Born in Memphis, Tennessee, in 1863, the year of the Emancipation Proclamation, Mary Eliza Church was part of a changing America. She was the daughter of affluent African American parents, both of whom were previously enslaved. Her mother, Louisa Ayers Church, owned a hair salon. Her father, Robert Reed Church, was a successful businessman who would later become one of the South’s first African American millionaires.

Terrell’s parents sent her to Ohio to attend preparatory school at Antioch and later Oberlin College. There she earned her bachelor’s and master’s degrees. At a time when women were not expected to achieve academically, Terrell excelled—and committed herself to passing on what she learned. After teaching for two years at Wilberforce College, she moved to Washington, D.C. to teach high school, where she met lawyer and future judge Robert Terrell. They married in 1891.

Although Mary Church Terrell’s life focused on education and progress, tragedy would spur her into activism.

In 1892, her childhood friend Thomas Moss was lynched in Memphis. Moss was the owner of People’s Grocery, a successful wholesale grocery outside the city. He, like Terrell, represented progress, which many whites at the time felt was a direct threat to their own commerce and livelihood. The gunshot-riddled bodies of Moss and two of his employees were left on a railroad track just north of Memphis.

Terrell, along with journalist Ida B. Wells, organized anti-lynching campaigns to mobilize advocates and generate awareness. Later she would protest President Theodore Roosevelt’s 1906 discharge of 167 African American soldiers for unfounded conspiracy claims in Brownsville, Texas. She wrote columns and essays espousing the importance of dignity and respect for the soldiers and demanded a fair trial. Her efforts were to no avail at the time, although an Army investigation in 1972 led to the honorable discharges of all the soldiers, only two of whom were still alive.

Terrell held firm to the idea of racial uplift—the belief that blacks would help end racial discrimination by advancing themselves through education, work, and activism. Her words “lifting as we climb” became the motto of the National Association of Colored Women (NACW), the group she cofounded in 1896.

She also would go on to serve as one of the charter members of the NAACP, founded in 1909.

Continue reading about the life of Mary Church Terrell.

More Black History Month Resources

In addition to their robust collection of Web and blog resources, the Museum will be hosting special, free online events to mark Black History Month.

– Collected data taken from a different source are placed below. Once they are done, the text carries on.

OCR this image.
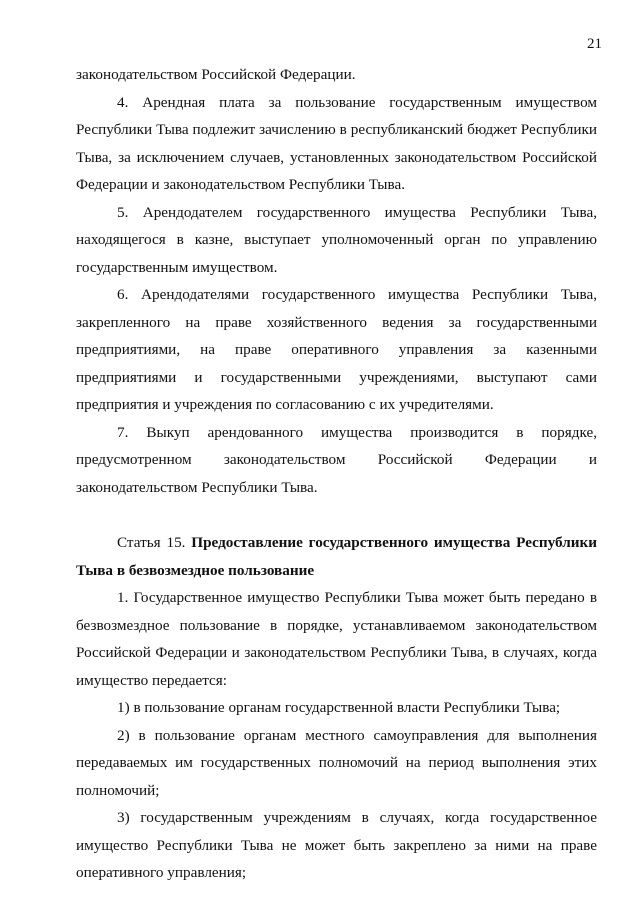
21

законодательством Российской Федерации.

4. Арендная плата за пользование государственным имуществом Республики Тыва подлежит зачислению в республиканский бюджет Республики Тыва, за исключением случаев, установленных законодательством Российской Федерации и законодательством Республики Тыва.

5. Арендодателем государственного имущества Республики Тыва, находящегося в казне, выступает уполномоченный орган по управлению государственным имуществом.

6. Арендодателями государственного имущества Республики Тыва, закрепленного на праве хозяйственного ведения за государственными предприятиями, на праве оперативного управления за казенными предприятиями и государственными учреждениями, выступают сами предприятия и учреждения по согласованию с их учредителями.

7. Выкуп арендованного имущества производится в порядке, предусмотренном законодательством Российской Федерации и законодательством Республики Тыва.

Статья 15. Предоставление государственного имущества Республики Тыва в безвозмездное пользование

1. Государственное имущество Республики Тыва может быть передано в безвозмездное пользование в порядке, устанавливаемом законодательством Российской Федерации и законодательством Республики Тыва, в случаях, когда имущество передается:

1) в пользование органам государственной власти Республики Тыва;

2) в пользование органам местного самоуправления для выполнения передаваемых им государственных полномочий на период выполнения этих полномочий;

3) государственным учреждениям в случаях, когда государственное имущество Республики Тыва не может быть закреплено за ними на праве оперативного управления;
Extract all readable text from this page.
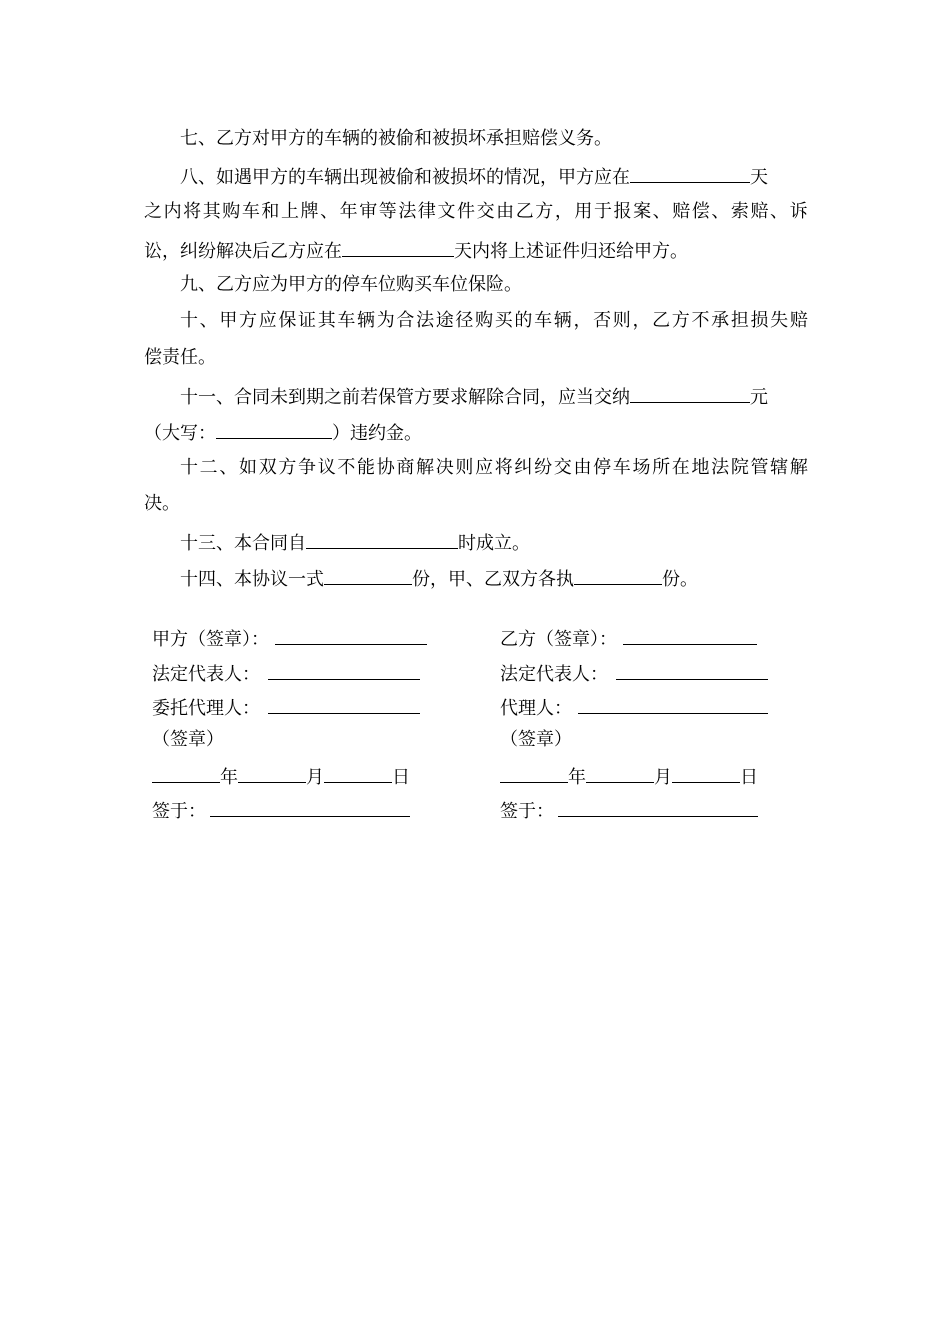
七、乙方对甲方的车辆的被偷和被损坏承担赔偿义务。
八、如遇甲方的车辆出现被偷和被损坏的情况，甲方应在	天
之 内 将 其 购 车 和 上 牌 、 年 审 等 法 律 文 件 交 由 乙 方 ， 用 于 报 案 、 赔 偿 、 索 赔 、 诉
讼，纠纷解决后乙方应在	天内将上述证件归还给甲方。
九、乙方应为甲方的停车位购买车位保险。
十 、 甲 方 应 保 证 其 车 辆 为 合 法 途 径 购 买 的 车 辆 ， 否 则 ， 乙 方 不 承 担 损 失 赔
偿责任。
十一、合同未到期之前若保管方要求解除合同，应当交纳	元
（大写：	）违约金。
十 二 、 如 双 方 争 议 不 能 协 商 解 决 则 应 将 纠 纷 交 由 停 车 场 所 在 地 法 院 管 辖 解
决。
十三、本合同自	时成立。
十四、本协议一式	份，甲、乙双方各执	份。
甲方（签章）：
法定代表人：
委托代理人：
（签章）
年	月	日
签于：
乙方（签章）：
法定代表人：
代理人：
（签章）
年	月	日
签于：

On February 11, they will host “In Dialogue: Social Smithsonian Objects And Social Justice – Race And Medicine,” where Scholarly and Social Justice Program Lead Leslie P. Walker will have a discussion with the National Portrait Gallery’s Beth Evans about race and medicine as represented by related objects.

On February 21, the Museum will host an “African Americans in STEM Wikipedia Edit-A-Thon,” where participants will “create and edit Wikipedia pages for African American STEM professionals highlighting the impacts on their communities, nation, and the world.” 

And on February 23, a discussion will be held on “The Economic Impact of COVID-19 On The African American Community,” featuring panelists Dr. Algernon Austin and Dr. Jevay Grooms as well as moderator Michael Fletcher of ESPN’s “The Undefeated.”  

We are proud to support the mission of the National Museum of African American History & Culture and others who help advance the cause of social equity and make the world a better place for everyone.